ARESKI (BELKACEM)

Areski en 2010

Le compositeur, musicien, chanteur et comédien français ARESKI (BELKACEM) naît le 23 janvier 1940 à Versailles. D’origines kabyles, ses parents sont alors des restaurateurs qui, après la seconde guerre mondiale, accueillent régulièrement des musiciens algériens de passage. Il fréquente donc le milieu artistique et, à la fin des années 1950, il a le privilège de pouvoir assister aux répétitions des spectacles de Jacques Brel ou d’Edith Piaf notamment. Il développe alors ses talents de musicien en jouant dans les dancings ou en prestant lors de mariages. Intéressé par le jazz, il passe aussi beaucoup de temps dans le quartier parisien de Saint-Germain-des-Prés où il noue une solide amitié avec un autre jeune artiste : Jacques Higelin. Ses obligations militaires accomplies, Areski joue dans de nombreux clubs de rock et de jazz. En 1969, il retrouve Jacques Higelin qui, entretemps, est devenu un chanteur connu pour avoir sorti l’album « Chansons d’avant le déluge » avec la jeune Brigitte Fontaine. Ensemble, Belkacem et Higelin enregistrent un album où Areski donne de la voix dans « Remmeber », une chanson dont il a composé la musique.

Avec Brigitte Fontaine qu’Higelin vient de lui présenter, Areski monte « Niok », une performance largement constituée d’improvisation. Puis, il accompagne la chanteuse et l’Art Ensemble of Chicago dans « Comme à la radio » au Théâtre du Vieux-Colombier à Paris. Les chansons de ce spectacle se retrouvent bien vite gravées sur un disque 33-tours qui remporte un grand succès auprès du public « underground ». Quelques mois plus tard, c’est en solo qu’Areski commercialise, grâce à Pierre Barouh, son premier album intitulé « Un beau matin ».

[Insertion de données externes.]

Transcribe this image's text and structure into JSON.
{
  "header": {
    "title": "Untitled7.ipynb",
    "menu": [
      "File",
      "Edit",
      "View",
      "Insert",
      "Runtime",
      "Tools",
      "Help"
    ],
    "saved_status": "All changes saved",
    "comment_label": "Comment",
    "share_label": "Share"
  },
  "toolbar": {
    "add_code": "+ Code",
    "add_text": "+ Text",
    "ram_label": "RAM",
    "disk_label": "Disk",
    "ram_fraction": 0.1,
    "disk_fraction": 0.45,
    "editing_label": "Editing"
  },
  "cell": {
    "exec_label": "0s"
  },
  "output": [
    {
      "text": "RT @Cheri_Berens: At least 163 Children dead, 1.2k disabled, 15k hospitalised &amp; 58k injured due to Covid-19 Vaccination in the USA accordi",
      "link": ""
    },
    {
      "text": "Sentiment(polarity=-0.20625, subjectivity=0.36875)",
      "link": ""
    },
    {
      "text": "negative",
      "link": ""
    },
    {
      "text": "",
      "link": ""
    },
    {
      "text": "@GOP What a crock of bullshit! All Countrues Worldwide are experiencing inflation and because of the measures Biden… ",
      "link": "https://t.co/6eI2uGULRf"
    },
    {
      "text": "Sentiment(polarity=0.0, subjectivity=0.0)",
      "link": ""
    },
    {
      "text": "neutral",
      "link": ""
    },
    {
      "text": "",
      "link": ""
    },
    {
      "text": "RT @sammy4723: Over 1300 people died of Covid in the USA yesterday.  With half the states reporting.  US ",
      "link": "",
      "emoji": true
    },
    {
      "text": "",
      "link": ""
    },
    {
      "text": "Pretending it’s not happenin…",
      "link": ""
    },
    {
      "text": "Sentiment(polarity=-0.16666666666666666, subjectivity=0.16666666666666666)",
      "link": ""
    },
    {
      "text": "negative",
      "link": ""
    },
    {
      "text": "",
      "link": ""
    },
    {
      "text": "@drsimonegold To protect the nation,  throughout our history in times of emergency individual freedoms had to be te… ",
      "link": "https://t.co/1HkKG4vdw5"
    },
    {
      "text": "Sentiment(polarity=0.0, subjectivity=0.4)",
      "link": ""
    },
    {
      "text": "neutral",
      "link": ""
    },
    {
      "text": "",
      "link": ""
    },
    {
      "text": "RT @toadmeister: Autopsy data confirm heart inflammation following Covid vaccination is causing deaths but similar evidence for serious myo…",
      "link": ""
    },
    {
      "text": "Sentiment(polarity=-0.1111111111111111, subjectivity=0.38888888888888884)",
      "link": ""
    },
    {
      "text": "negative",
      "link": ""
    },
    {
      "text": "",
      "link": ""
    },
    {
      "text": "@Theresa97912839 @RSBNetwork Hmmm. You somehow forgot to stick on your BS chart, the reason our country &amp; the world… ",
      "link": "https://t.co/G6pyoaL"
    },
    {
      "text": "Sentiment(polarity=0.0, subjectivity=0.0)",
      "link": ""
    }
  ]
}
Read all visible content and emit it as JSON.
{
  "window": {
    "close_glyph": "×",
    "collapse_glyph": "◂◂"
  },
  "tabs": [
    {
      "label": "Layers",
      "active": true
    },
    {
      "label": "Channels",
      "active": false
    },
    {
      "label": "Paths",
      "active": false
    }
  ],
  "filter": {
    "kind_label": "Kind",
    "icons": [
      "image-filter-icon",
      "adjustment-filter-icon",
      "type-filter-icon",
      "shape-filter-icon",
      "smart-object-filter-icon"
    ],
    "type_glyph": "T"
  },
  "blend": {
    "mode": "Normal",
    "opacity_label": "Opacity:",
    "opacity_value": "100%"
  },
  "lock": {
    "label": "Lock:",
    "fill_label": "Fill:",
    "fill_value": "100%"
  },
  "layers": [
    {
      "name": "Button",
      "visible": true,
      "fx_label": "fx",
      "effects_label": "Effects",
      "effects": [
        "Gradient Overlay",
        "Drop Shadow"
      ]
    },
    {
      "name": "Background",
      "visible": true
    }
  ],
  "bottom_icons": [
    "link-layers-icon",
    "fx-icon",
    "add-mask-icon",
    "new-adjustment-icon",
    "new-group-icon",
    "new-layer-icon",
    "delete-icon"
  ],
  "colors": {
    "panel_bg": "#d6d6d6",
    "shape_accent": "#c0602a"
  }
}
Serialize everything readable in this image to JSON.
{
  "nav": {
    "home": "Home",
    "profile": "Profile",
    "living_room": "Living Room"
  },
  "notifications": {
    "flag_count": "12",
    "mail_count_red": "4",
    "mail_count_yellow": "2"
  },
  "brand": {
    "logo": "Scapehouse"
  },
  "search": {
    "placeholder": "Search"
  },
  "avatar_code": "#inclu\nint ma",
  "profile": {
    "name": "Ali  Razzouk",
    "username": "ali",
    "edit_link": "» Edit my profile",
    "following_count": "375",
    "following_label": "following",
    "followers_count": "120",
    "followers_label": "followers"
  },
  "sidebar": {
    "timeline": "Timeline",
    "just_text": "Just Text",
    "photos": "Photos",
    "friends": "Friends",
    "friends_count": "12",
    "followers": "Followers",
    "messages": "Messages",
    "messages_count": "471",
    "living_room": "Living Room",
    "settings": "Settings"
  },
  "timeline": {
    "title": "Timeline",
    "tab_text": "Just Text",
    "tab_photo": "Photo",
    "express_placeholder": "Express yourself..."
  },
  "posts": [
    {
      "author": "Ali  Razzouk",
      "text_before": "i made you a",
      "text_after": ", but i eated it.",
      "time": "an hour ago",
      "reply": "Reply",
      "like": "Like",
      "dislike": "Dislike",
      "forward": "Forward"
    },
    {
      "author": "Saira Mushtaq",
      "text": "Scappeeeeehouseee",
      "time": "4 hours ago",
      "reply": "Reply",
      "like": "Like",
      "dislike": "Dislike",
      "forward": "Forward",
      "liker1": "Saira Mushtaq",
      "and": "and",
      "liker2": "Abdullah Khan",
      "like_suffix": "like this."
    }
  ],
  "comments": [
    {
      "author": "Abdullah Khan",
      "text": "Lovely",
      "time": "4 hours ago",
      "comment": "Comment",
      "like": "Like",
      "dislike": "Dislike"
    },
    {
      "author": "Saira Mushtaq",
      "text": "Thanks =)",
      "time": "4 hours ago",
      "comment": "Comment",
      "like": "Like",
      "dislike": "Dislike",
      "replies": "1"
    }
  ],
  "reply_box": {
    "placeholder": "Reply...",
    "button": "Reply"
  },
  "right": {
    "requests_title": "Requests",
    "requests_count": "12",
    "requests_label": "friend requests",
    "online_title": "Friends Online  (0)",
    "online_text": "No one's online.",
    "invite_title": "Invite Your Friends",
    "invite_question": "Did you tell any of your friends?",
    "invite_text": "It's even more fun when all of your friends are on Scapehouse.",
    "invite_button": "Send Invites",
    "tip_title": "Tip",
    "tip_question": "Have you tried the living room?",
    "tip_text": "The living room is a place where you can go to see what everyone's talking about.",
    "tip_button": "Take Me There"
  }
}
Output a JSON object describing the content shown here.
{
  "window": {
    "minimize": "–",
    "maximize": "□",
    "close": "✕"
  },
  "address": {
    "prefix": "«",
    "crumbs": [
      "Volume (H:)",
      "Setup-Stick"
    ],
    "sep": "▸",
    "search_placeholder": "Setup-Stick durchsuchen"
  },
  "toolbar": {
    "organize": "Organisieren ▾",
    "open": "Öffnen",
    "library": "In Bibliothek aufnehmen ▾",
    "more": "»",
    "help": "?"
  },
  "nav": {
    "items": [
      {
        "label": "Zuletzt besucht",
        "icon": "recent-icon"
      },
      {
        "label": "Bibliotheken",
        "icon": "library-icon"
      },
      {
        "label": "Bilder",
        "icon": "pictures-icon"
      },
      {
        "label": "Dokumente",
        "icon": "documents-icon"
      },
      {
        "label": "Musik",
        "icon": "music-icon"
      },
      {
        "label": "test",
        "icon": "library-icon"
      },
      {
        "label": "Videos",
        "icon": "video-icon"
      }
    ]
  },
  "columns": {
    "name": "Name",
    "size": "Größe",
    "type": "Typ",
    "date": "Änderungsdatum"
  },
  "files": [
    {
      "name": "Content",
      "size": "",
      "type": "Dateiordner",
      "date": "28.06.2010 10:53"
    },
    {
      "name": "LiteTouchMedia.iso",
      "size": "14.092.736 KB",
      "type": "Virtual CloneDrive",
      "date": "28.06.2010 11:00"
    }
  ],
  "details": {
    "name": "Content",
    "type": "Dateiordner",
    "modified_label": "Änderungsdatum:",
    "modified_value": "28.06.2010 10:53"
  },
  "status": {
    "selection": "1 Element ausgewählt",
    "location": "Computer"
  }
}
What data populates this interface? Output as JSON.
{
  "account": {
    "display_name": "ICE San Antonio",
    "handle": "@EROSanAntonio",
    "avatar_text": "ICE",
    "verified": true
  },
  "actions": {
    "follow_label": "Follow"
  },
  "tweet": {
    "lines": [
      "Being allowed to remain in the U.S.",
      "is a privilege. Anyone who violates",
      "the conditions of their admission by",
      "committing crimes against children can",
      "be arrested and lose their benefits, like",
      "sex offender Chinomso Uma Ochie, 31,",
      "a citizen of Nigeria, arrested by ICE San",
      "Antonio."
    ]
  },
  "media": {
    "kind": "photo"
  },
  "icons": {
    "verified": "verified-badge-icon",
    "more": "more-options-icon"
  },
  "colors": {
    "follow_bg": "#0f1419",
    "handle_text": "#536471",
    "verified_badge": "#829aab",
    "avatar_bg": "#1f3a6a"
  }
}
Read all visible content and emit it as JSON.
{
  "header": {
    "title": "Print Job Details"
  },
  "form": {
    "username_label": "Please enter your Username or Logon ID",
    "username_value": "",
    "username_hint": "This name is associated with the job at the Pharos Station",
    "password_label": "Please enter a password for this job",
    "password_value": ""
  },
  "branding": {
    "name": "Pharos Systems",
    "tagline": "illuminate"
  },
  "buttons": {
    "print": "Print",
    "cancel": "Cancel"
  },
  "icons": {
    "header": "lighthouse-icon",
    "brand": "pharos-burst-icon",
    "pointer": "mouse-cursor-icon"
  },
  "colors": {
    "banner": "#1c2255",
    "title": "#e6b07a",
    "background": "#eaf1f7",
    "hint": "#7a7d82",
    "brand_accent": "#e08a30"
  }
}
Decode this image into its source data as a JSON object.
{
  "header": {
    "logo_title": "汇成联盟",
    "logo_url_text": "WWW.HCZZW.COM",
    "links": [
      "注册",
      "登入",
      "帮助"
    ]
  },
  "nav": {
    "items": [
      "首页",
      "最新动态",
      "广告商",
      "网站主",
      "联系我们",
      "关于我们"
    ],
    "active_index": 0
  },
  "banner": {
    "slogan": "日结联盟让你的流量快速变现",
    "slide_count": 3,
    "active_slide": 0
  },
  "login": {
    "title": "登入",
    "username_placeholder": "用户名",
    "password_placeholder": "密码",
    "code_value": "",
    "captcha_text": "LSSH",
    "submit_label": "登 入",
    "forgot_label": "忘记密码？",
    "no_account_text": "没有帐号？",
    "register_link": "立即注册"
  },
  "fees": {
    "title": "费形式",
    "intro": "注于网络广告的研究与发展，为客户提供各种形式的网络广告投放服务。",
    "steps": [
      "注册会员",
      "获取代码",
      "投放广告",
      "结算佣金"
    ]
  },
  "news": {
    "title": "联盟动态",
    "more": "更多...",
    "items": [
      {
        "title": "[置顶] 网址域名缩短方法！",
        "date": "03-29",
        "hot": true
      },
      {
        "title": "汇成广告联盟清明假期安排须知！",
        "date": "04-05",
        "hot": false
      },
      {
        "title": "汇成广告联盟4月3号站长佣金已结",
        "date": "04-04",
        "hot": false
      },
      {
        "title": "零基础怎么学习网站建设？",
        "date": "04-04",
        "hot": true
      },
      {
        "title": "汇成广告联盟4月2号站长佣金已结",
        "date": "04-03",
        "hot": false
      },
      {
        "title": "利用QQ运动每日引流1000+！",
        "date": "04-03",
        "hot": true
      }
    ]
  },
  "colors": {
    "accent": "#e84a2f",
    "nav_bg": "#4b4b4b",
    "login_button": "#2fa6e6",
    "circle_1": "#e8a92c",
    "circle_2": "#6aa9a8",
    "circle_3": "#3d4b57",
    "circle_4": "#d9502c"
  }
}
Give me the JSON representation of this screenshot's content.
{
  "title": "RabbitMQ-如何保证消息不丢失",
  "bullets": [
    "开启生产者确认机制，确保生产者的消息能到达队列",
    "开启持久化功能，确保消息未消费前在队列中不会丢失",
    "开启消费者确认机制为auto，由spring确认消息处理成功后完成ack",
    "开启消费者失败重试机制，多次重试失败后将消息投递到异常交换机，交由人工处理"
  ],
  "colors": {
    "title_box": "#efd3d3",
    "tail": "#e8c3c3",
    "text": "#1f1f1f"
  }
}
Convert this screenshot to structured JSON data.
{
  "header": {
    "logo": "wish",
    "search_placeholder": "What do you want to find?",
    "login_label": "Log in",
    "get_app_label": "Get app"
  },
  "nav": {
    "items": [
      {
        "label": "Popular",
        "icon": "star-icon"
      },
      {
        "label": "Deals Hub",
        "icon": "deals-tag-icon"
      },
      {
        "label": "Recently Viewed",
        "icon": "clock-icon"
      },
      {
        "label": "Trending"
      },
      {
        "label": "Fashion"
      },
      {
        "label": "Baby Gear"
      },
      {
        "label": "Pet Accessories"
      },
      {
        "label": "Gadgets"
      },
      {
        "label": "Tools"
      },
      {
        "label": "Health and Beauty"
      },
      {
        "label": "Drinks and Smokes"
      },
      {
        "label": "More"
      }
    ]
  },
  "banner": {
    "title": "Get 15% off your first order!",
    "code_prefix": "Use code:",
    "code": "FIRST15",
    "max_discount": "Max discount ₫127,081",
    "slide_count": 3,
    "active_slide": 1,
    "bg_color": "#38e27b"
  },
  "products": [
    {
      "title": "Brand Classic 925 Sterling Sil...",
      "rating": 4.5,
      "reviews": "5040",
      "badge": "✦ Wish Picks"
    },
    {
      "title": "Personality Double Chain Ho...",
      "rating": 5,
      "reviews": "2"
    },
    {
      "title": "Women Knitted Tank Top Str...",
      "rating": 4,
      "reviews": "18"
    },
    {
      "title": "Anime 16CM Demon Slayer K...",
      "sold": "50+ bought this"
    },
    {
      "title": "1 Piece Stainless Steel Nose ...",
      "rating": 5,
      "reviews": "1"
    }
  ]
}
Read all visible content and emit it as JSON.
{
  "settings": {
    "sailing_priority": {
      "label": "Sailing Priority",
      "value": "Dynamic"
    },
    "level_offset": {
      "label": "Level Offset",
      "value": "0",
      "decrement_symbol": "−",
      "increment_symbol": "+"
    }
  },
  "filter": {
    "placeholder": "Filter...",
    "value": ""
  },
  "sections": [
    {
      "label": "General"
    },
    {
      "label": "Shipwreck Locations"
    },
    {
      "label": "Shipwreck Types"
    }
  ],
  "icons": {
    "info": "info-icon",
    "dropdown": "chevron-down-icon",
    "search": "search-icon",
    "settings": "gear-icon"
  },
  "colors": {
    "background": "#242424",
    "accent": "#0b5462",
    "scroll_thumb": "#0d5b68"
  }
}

Alors qu’il fait une incursion au cinéma et au théâtre comme comédien, Areski se rapproche sentimentalement de Brigitte Fontaine avec qui il se fiance avant de se marier quelques années plus tard. Brigitte recueille aussi le fils d’Areski, Ali, qu’elle élève comme son propre fils. Les spectacles qu’Areski et Fontaine vont alors proposer sont des mélanges de théâtre et de chanson avec beaucoup d’improvisation et peu d’instruments. Ils réalisent aussi ensemble quelques albums qui créeront un univers totalement original tant par ses influences que par les genres musicaux explorés. Après des années 1980 plutôt compliquées, Areski revient dans l’actualité en 1992 en composant l’album « French Corazon » de Brigitte Fontaine. Et il poursuit son chemin de compositeur auprès de celle qui interprète le mieux ses œuvres en partageant parfois celles-ci avec elle sur certains albums. Au gré de ses rencontres et de son inspiration, Areski Belkacem collabore également avec Barbara, Georges Moustaki et Sapho. Avec son fils Ali, Areski se consacre aussi à la composition de musiques de films. En 2005, il crée la musique des « concerts de dessins » qui sont désormais présentés chaque année au Festival international de la bande dessinée d’Angoulême. Il s’agit de la création, en direct sur grand écran et en musique, d’une bande dessinée originale. En octobre 2010, quarante ans après son précédent et unique album personnel, il confectionne le second disque solo de sa carrière : « Le triomphe de l’amour ». On y trouve notamment la chanson « Les fraises ».

En 2013, avec son fils Ali et Bobby Jocky, il est sur la scène du Théâtre Gérard Philipe à Paris où il participe au concert « Il n’y a plus rien mais on est là », de Mounia Raoui, sur des textes de Mounia Raoui, Léo Ferré et Anna de Noailles. Huit ans plus tard, c’est avec le même Mounia Raoui qu’il participe à « Thalia Tchou », spectacle dont il compose la musique. Toujours très inspiré, Areski sort, en 2025, un nouvel album intitulé « Long Courrier ». Areski Belkacem meurt le 1er juin 2026 à l’âge de 86 ans.